Merced County withholds report on dog killed by officer. Owner not done fighting
Merced County this week rejected a $1 million claim for damages from a man who said a law enforcement officer killed his dog without explanation, and now the man’s attorney says officials are withholding information and reports about the incident.
The Board of Supervisors on Tuesday unanimously rejected the claim, which cited pain and suffering of the Dos Palos man in connection with the killing of his 5-year-old Samson, a pit bull terrier. The claim also said an officer urinated on the Dos Palos property, which belongs to 61-year-old George Aguaristi.
The incident, which was caught on surveillance video, happened May 30 and Merced County officials still have not explained why they entered the fenced-in yard in the 20000 block of Reynolds Ave., according to Alex Friedland, Aguaristi’s attorney.
“Why did they come to his property?” he said. “We’re trying to establish what reason did they have to come onto George’s property that day, and thereby give them the authority to kill his dog.”

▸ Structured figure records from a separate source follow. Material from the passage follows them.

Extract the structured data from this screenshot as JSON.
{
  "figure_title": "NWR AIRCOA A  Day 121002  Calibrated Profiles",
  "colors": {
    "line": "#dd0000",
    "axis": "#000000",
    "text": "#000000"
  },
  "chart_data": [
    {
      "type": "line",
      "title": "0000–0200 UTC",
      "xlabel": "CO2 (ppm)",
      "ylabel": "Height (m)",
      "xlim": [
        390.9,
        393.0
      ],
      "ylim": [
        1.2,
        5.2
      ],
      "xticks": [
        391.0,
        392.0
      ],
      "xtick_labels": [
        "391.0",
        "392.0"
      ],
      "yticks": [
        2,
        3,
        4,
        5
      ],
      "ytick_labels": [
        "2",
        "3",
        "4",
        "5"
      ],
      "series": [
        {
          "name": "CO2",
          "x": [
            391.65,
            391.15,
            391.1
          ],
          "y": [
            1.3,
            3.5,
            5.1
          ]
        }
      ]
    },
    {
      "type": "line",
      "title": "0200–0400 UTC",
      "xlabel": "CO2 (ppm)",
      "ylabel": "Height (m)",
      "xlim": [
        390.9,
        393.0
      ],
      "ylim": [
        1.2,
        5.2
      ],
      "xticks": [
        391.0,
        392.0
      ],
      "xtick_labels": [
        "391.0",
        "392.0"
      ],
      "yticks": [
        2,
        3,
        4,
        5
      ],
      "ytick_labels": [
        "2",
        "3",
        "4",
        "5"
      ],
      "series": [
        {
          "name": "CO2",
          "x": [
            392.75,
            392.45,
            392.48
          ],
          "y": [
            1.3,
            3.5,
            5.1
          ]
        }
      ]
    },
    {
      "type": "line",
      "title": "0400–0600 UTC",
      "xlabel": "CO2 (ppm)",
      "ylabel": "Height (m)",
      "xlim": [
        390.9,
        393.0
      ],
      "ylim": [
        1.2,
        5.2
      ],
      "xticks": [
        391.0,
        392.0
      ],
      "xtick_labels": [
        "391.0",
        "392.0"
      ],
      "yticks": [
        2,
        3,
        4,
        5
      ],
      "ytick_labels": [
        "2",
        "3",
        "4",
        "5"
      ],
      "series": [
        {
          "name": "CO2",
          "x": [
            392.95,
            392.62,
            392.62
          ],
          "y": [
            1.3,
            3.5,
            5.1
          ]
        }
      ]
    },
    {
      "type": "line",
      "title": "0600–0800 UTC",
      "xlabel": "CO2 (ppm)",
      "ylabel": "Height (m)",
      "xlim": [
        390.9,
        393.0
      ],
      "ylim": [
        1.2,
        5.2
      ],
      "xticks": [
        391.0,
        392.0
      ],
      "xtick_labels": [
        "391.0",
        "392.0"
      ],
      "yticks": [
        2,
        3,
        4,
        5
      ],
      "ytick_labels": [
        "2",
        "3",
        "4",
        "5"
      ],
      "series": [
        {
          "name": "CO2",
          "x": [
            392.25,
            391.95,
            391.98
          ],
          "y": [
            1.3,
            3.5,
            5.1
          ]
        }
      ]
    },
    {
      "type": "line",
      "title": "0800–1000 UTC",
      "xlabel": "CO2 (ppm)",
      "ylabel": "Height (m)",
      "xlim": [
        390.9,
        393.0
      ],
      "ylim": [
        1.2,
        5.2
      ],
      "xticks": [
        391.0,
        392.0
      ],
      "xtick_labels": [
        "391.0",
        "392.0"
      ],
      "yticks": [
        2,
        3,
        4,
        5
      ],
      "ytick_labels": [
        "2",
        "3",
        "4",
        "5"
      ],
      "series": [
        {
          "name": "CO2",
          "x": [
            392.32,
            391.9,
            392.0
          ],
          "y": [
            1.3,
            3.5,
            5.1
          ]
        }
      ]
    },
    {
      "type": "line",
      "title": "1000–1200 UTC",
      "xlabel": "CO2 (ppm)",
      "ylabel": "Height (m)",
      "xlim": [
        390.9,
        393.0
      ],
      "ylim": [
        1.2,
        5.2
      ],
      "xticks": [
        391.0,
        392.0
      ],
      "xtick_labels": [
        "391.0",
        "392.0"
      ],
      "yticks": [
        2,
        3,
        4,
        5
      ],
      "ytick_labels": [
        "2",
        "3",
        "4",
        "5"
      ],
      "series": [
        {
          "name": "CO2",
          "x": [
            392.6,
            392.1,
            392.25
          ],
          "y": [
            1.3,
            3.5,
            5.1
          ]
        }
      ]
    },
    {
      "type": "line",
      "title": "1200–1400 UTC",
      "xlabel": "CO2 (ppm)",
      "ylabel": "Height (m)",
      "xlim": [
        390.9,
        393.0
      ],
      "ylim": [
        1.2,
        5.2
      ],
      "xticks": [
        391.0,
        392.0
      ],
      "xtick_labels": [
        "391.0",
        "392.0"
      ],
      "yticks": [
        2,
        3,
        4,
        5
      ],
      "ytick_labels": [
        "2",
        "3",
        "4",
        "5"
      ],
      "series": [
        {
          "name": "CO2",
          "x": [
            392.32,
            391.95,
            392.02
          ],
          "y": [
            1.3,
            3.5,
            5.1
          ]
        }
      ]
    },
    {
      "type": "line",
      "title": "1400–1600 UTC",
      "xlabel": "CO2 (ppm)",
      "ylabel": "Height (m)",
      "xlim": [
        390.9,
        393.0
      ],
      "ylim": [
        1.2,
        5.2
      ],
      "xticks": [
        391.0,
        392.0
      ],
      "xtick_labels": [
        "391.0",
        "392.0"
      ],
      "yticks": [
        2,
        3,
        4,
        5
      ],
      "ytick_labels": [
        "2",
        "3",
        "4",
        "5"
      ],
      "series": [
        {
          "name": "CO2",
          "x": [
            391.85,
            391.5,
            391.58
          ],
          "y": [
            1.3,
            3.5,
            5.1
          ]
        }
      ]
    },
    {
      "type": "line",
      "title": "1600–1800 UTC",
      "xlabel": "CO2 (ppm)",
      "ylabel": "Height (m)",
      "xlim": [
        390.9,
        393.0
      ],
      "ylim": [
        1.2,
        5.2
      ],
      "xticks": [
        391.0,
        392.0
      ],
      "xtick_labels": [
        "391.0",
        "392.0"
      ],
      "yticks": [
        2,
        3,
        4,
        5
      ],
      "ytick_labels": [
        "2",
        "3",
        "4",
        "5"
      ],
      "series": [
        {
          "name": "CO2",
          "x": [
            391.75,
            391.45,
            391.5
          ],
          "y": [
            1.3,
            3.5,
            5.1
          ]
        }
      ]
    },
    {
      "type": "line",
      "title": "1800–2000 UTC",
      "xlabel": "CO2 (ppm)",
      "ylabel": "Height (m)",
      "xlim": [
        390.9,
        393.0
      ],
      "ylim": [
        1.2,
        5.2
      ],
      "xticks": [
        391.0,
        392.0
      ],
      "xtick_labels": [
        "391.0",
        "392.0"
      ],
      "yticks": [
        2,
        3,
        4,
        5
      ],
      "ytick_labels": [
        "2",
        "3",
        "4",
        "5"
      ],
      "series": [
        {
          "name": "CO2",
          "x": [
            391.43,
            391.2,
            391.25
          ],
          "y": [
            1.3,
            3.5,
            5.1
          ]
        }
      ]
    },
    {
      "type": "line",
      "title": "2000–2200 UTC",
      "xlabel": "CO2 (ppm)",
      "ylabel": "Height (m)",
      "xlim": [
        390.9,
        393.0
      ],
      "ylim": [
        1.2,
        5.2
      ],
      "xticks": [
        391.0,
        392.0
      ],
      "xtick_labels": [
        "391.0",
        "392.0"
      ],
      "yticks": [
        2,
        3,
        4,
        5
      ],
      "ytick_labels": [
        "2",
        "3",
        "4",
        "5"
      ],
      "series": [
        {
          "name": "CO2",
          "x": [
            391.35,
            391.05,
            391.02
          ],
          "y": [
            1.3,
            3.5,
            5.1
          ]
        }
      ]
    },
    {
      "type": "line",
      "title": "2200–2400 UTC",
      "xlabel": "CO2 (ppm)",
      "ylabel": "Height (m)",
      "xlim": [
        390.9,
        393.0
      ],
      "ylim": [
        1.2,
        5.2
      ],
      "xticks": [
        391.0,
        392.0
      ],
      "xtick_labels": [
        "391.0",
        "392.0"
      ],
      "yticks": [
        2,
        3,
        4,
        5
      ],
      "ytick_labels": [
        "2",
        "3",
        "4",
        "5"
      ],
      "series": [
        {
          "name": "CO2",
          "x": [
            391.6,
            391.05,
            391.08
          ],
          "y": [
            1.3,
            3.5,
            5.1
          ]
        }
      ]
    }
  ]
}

Friedland confirmed his client now plans to sue Merced County over the incident.
The home has “Beware of Dog” and “No Trespassing” signs on the front gate. Friedland said it’s unclear exactly which law enforcement agencies were there that day, though one Merced County District Attorney’s Office investigator left a business card.
The Merced County Counsel’s Office did not hand over the report taken by the District Attorney’s Office, Friedland said. “I’m afraid that when they found out we had video of what actually happened there they don’t want to give the report that was originally made,” he said. “I’ve never been denied a report like this before from a government agency.”
The office also declined a public-records request by the Sun-Star for the same report.
The office insists it’s exempt from releasing the report to Aguaristi’s attorney or the Sun-Star, according to Merced County spokesperson Mike North. “This is not unusual as such documents are part of an ongoing investigation and protected by attorney work product privilege,” North said in an email.
The video from May shows an officer wearing a gun and what appears to be a bulletproof vest approach the door of the house. When the dog comes down off the porch and stands between the officer and the steps, she sprays him with something, which appears to agitate him. He advances on her and she shoots him at least once, the video appears to show.
Officers carry the dog away and one of them uses a garden hose to clean up a pool of blood, the video shows. A separate camera catches what appears to be an officer urinating near a fence.
There is precedence for cities and counties paying pet owners whose dogs were killed by police. Officials in Santa Clara County, for example, agreed to pay almost $1 million in 2006 to Hells Angels Motorcycle Club members after killing three of their dogs during a raid several years earlier, according to the Associated Press.